The announcement marks the latest escalation in Beijing’s management of its rare earth industry, a sector it has long regarded as a strategic national asset. The move is expected to further tighten global supply chains that rely on these critical minerals for products such as smartphones, electric vehicles, wind turbines, and advanced weaponry.
Rare earth exports have become a sensitive issue in China-U.S. trade relations, with Washington seeking to diversify its supply amid concerns about overdependence on China. The new rules come ahead of a planned meeting between President Xi Jinping and U.S. President Donald Trump, where trade and technology are expected to dominate discussions.
Under the revised framework, companies must obtain government licenses before exporting any technology related to rare earth mining, smelting, separation, or recycling. The same applies to the manufacturing and maintenance of magnetic materials used in electric motors, generators, and defense applications.

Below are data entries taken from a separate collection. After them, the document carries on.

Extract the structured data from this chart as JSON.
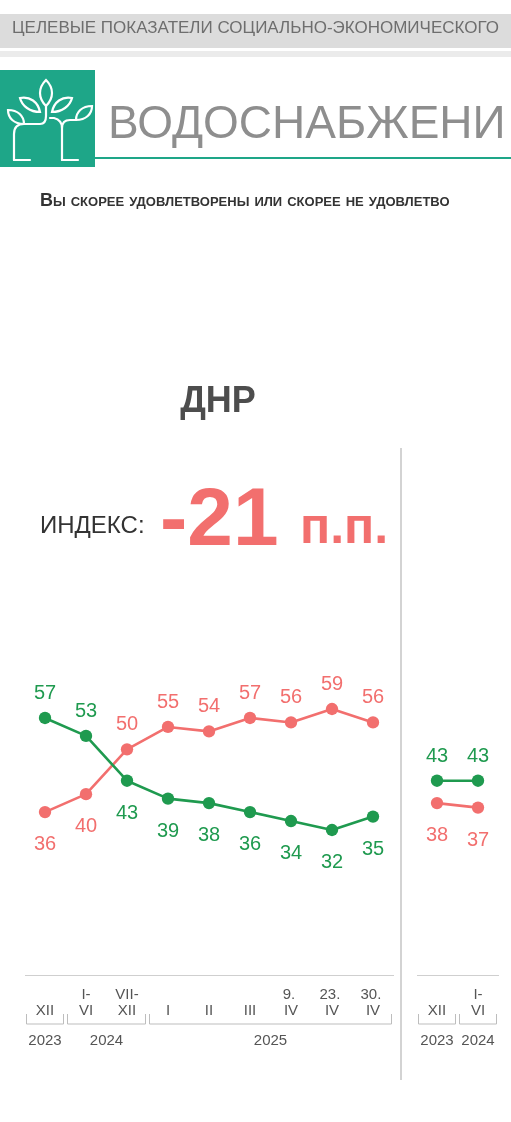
{
  "chart_data": [
    {
      "type": "line",
      "title": "ДНР",
      "annotations": [
        "ЦЕЛЕВЫЕ ПОКАЗАТЕЛИ СОЦИАЛЬНО-ЭКОНОМИЧЕСКОГО",
        "ВОДОСНАБЖЕНИ",
        "Вы скорее удовлетворены или скорее не удовлетво",
        "ИНДЕКС:",
        "-21",
        "п.п.",
        "2023",
        "2024",
        "2025"
      ],
      "categories": [
        "XII",
        "I-VI",
        "VII-XII",
        "I",
        "II",
        "III",
        "9. IV",
        "23. IV",
        "30. IV"
      ],
      "series": [
        {
          "color": "#f26f6e",
          "values": [
            36,
            40,
            50,
            55,
            54,
            57,
            56,
            59,
            56
          ]
        },
        {
          "color": "#1f9a4f",
          "values": [
            57,
            53,
            43,
            39,
            38,
            36,
            34,
            32,
            35
          ]
        }
      ],
      "data_labels": true,
      "marker": "circle",
      "tick_labels": "x"
    },
    {
      "type": "line",
      "annotations": [
        "2023",
        "2024"
      ],
      "categories": [
        "XII",
        "I-VI"
      ],
      "series": [
        {
          "color": "#f26f6e",
          "values": [
            38,
            37
          ]
        },
        {
          "color": "#1f9a4f",
          "values": [
            43,
            43
          ]
        }
      ],
      "data_labels": true,
      "marker": "circle",
      "tick_labels": "x"
    }
  ]
}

Industry experts say the new measures reinforce China’s control over the global supply chain and could restrict access to rare earths for defense and semiconductor industries in the United States, Europe, and Japan. “This is a clear reminder of how strategically important these materials have become,” said one Beijing-based analyst. “China is drawing a firm line on what can leave its borders.”

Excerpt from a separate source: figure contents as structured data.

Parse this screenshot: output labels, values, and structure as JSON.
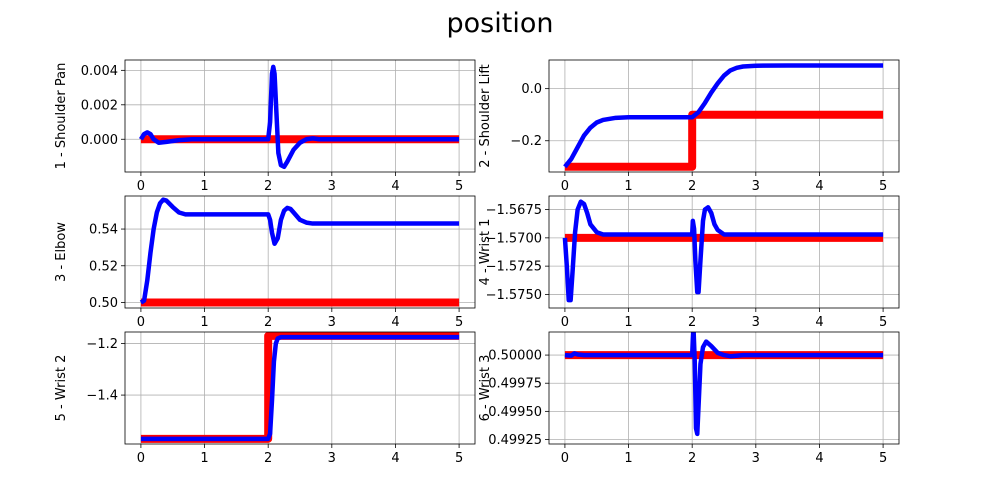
{
  "figure": {
    "title": "position"
  },
  "colors": {
    "desired": "#ff0000",
    "actual": "#0000ff",
    "grid": "#b0b0b0"
  },
  "chart_data": [
    {
      "type": "line",
      "ylabel": "1 - Shoulder Pan",
      "xlim": [
        -0.25,
        5.25
      ],
      "ylim": [
        -0.0019,
        0.0046
      ],
      "xticks": [
        0,
        1,
        2,
        3,
        4,
        5
      ],
      "yticks": [
        0.0,
        0.002,
        0.004
      ],
      "ytick_labels": [
        "0.000",
        "0.002",
        "0.004"
      ],
      "grid": true,
      "series": [
        {
          "color": "#ff0000",
          "x": [
            0,
            2.0,
            2.0,
            5
          ],
          "y": [
            0.0,
            0.0,
            0.0,
            0.0
          ]
        },
        {
          "color": "#0000ff",
          "x": [
            0,
            0.05,
            0.1,
            0.15,
            0.2,
            0.28,
            0.4,
            0.6,
            0.8,
            1.5,
            2.0,
            2.03,
            2.06,
            2.08,
            2.1,
            2.13,
            2.16,
            2.2,
            2.25,
            2.3,
            2.4,
            2.5,
            2.6,
            2.7,
            2.8,
            3.0,
            5
          ],
          "y": [
            0.0,
            0.0003,
            0.0004,
            0.0003,
            0.0,
            -0.0002,
            -0.00015,
            -5e-05,
            0.0,
            0.0,
            0.0,
            0.001,
            0.0038,
            0.0042,
            0.0038,
            0.0015,
            -0.0008,
            -0.0015,
            -0.0016,
            -0.0013,
            -0.0006,
            -0.0002,
            0.0,
            5e-05,
            0.0,
            0.0,
            0.0
          ]
        }
      ]
    },
    {
      "type": "line",
      "ylabel": "2 - Shoulder Lift",
      "xlim": [
        -0.25,
        5.25
      ],
      "ylim": [
        -0.32,
        0.11
      ],
      "xticks": [
        0,
        1,
        2,
        3,
        4,
        5
      ],
      "yticks": [
        -0.2,
        0.0
      ],
      "ytick_labels": [
        "−0.2",
        "0.0"
      ],
      "grid": true,
      "series": [
        {
          "color": "#ff0000",
          "x": [
            0,
            2.0,
            2.0,
            5
          ],
          "y": [
            -0.3,
            -0.3,
            -0.1,
            -0.1
          ]
        },
        {
          "color": "#0000ff",
          "x": [
            0,
            0.1,
            0.2,
            0.3,
            0.4,
            0.5,
            0.6,
            0.8,
            1.0,
            1.3,
            2.0,
            2.1,
            2.2,
            2.3,
            2.4,
            2.5,
            2.6,
            2.7,
            2.8,
            3.0,
            3.5,
            4.0,
            5
          ],
          "y": [
            -0.3,
            -0.27,
            -0.225,
            -0.18,
            -0.15,
            -0.13,
            -0.12,
            -0.112,
            -0.11,
            -0.11,
            -0.11,
            -0.09,
            -0.055,
            -0.015,
            0.02,
            0.05,
            0.07,
            0.08,
            0.085,
            0.088,
            0.089,
            0.089,
            0.089
          ]
        }
      ]
    },
    {
      "type": "line",
      "ylabel": "3 - Elbow",
      "xlim": [
        -0.25,
        5.25
      ],
      "ylim": [
        0.497,
        0.558
      ],
      "xticks": [
        0,
        1,
        2,
        3,
        4,
        5
      ],
      "yticks": [
        0.5,
        0.52,
        0.54
      ],
      "ytick_labels": [
        "0.50",
        "0.52",
        "0.54"
      ],
      "grid": true,
      "series": [
        {
          "color": "#ff0000",
          "x": [
            0,
            5
          ],
          "y": [
            0.5,
            0.5
          ]
        },
        {
          "color": "#0000ff",
          "x": [
            0,
            0.05,
            0.1,
            0.15,
            0.2,
            0.25,
            0.3,
            0.35,
            0.4,
            0.5,
            0.6,
            0.7,
            0.8,
            1.0,
            2.0,
            2.03,
            2.06,
            2.1,
            2.15,
            2.2,
            2.25,
            2.3,
            2.35,
            2.4,
            2.5,
            2.6,
            2.7,
            3.0,
            5
          ],
          "y": [
            0.5,
            0.501,
            0.512,
            0.527,
            0.54,
            0.549,
            0.554,
            0.556,
            0.5555,
            0.552,
            0.549,
            0.548,
            0.548,
            0.548,
            0.548,
            0.545,
            0.538,
            0.532,
            0.535,
            0.545,
            0.55,
            0.5515,
            0.551,
            0.549,
            0.545,
            0.5435,
            0.543,
            0.543,
            0.543
          ]
        }
      ]
    },
    {
      "type": "line",
      "ylabel": "4 - Wrist 1",
      "xlim": [
        -0.25,
        5.25
      ],
      "ylim": [
        -1.5762,
        -1.5663
      ],
      "xticks": [
        0,
        1,
        2,
        3,
        4,
        5
      ],
      "yticks": [
        -1.5675,
        -1.57,
        -1.5725,
        -1.575
      ],
      "ytick_labels": [
        "−1.5675",
        "−1.5700",
        "−1.5725",
        "−1.5750"
      ],
      "grid": true,
      "series": [
        {
          "color": "#ff0000",
          "x": [
            0,
            5
          ],
          "y": [
            -1.57,
            -1.57
          ]
        },
        {
          "color": "#0000ff",
          "x": [
            0,
            0.03,
            0.06,
            0.09,
            0.12,
            0.16,
            0.2,
            0.25,
            0.3,
            0.35,
            0.4,
            0.5,
            0.6,
            0.7,
            1.0,
            2.0,
            2.01,
            2.03,
            2.05,
            2.08,
            2.1,
            2.13,
            2.17,
            2.2,
            2.25,
            2.3,
            2.35,
            2.4,
            2.5,
            2.6,
            2.7,
            3.0,
            5
          ],
          "y": [
            -1.57,
            -1.5725,
            -1.5755,
            -1.5755,
            -1.573,
            -1.5695,
            -1.5675,
            -1.5668,
            -1.567,
            -1.5678,
            -1.5688,
            -1.5695,
            -1.5697,
            -1.5697,
            -1.5697,
            -1.5697,
            -1.5685,
            -1.5692,
            -1.572,
            -1.5748,
            -1.5748,
            -1.572,
            -1.5685,
            -1.5675,
            -1.5673,
            -1.5678,
            -1.5688,
            -1.5693,
            -1.5697,
            -1.5697,
            -1.5697,
            -1.5697,
            -1.5697
          ]
        }
      ]
    },
    {
      "type": "line",
      "ylabel": "5 - Wrist 2",
      "xlim": [
        -0.25,
        5.25
      ],
      "ylim": [
        -1.59,
        -1.155
      ],
      "xticks": [
        0,
        1,
        2,
        3,
        4,
        5
      ],
      "yticks": [
        -1.4,
        -1.2
      ],
      "ytick_labels": [
        "−1.4",
        "−1.2"
      ],
      "grid": true,
      "series": [
        {
          "color": "#ff0000",
          "x": [
            0,
            2.0,
            2.0,
            5
          ],
          "y": [
            -1.57,
            -1.57,
            -1.17,
            -1.17
          ]
        },
        {
          "color": "#0000ff",
          "x": [
            0,
            2.0,
            2.03,
            2.06,
            2.09,
            2.12,
            2.15,
            2.2,
            2.3,
            2.5,
            5
          ],
          "y": [
            -1.57,
            -1.57,
            -1.55,
            -1.42,
            -1.27,
            -1.2,
            -1.18,
            -1.175,
            -1.175,
            -1.175,
            -1.175
          ]
        }
      ]
    },
    {
      "type": "line",
      "ylabel": "6 - Wrist 3",
      "xlim": [
        -0.25,
        5.25
      ],
      "ylim": [
        0.49921,
        0.500205
      ],
      "xticks": [
        0,
        1,
        2,
        3,
        4,
        5
      ],
      "yticks": [
        0.5,
        0.49975,
        0.4995,
        0.49925
      ],
      "ytick_labels": [
        "0.50000",
        "0.49975",
        "0.49950",
        "0.49925"
      ],
      "grid": true,
      "series": [
        {
          "color": "#ff0000",
          "x": [
            0,
            5
          ],
          "y": [
            0.5,
            0.5
          ]
        },
        {
          "color": "#0000ff",
          "x": [
            0,
            0.1,
            0.15,
            0.2,
            0.3,
            0.5,
            2.0,
            2.01,
            2.02,
            2.04,
            2.06,
            2.08,
            2.1,
            2.13,
            2.17,
            2.22,
            2.3,
            2.4,
            2.5,
            2.6,
            2.8,
            5
          ],
          "y": [
            0.5,
            0.499995,
            0.500015,
            0.500005,
            0.5,
            0.5,
            0.5,
            0.50014,
            0.50025,
            0.49995,
            0.49935,
            0.4993,
            0.49955,
            0.49992,
            0.50007,
            0.50012,
            0.50008,
            0.50002,
            0.5,
            0.49999,
            0.5,
            0.5
          ]
        }
      ]
    }
  ]
}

The new restrictions build on earlier steps taken by Beijing. In April, China added several rare earth elements and related materials to its export control list, causing a temporary supply disruption and price volatility in global markets. The latest announcement clarifies the scope of these restrictions, making clear that licenses are unlikely to be granted to foreign arms manufacturers or certain chipmakers.
The Ministry of Commerce also outlined that the regulations extend beyond raw materials. Equipment used in rare earth production — including assembly, repair, maintenance, and upgrades will now be subject to export approval. The move aims to prevent the transfer of sensitive technology that could enhance foreign competitors’ refining capabilities.
The United States, despite having rare earth deposits in states such as California, remains heavily reliant on China for processing. According to the International Energy Agency (IEA), China controls about 61 percent of global production and an estimated 92 percent of processing capacity. This near-monopoly gives Beijing significant influence over industries that depend on these materials, from renewable energy and consumer electronics to aerospace and defense.
Rare earths are a group of 17 chemically similar elements, including neodymium, yttrium, and europium, that play an essential role in advanced technologies. Neodymium, for example, is used in powerful magnets found in computer hard drives, electric car motors, and aircraft engines. Though relatively abundant in the earth’s crust, these elements are rarely found in concentrated deposits and are difficult and hazardous to extract.
China’s dominance in the rare earth sector dates back decades, following deliberate state investment in mining and processing capabilities. As other countries closed environmentally challenging mines, China became the world’s primary source of both raw and processed rare earth materials.
Beijing’s tightening of export rules also follows criticism from Western governments that it has permitted the export of “dual-use” technologies to Russia, materials that could serve both civilian and military purposes amid the war in Ukraine. China has repeatedly denied these allegations, saying its trade practices comply with international law.
By refining its export regulations, China is sending a signal that it intends to maintain full oversight of one of its most strategically important industries. The move highlights how critical minerals have become a geopolitical tool in an increasingly fractured global economy.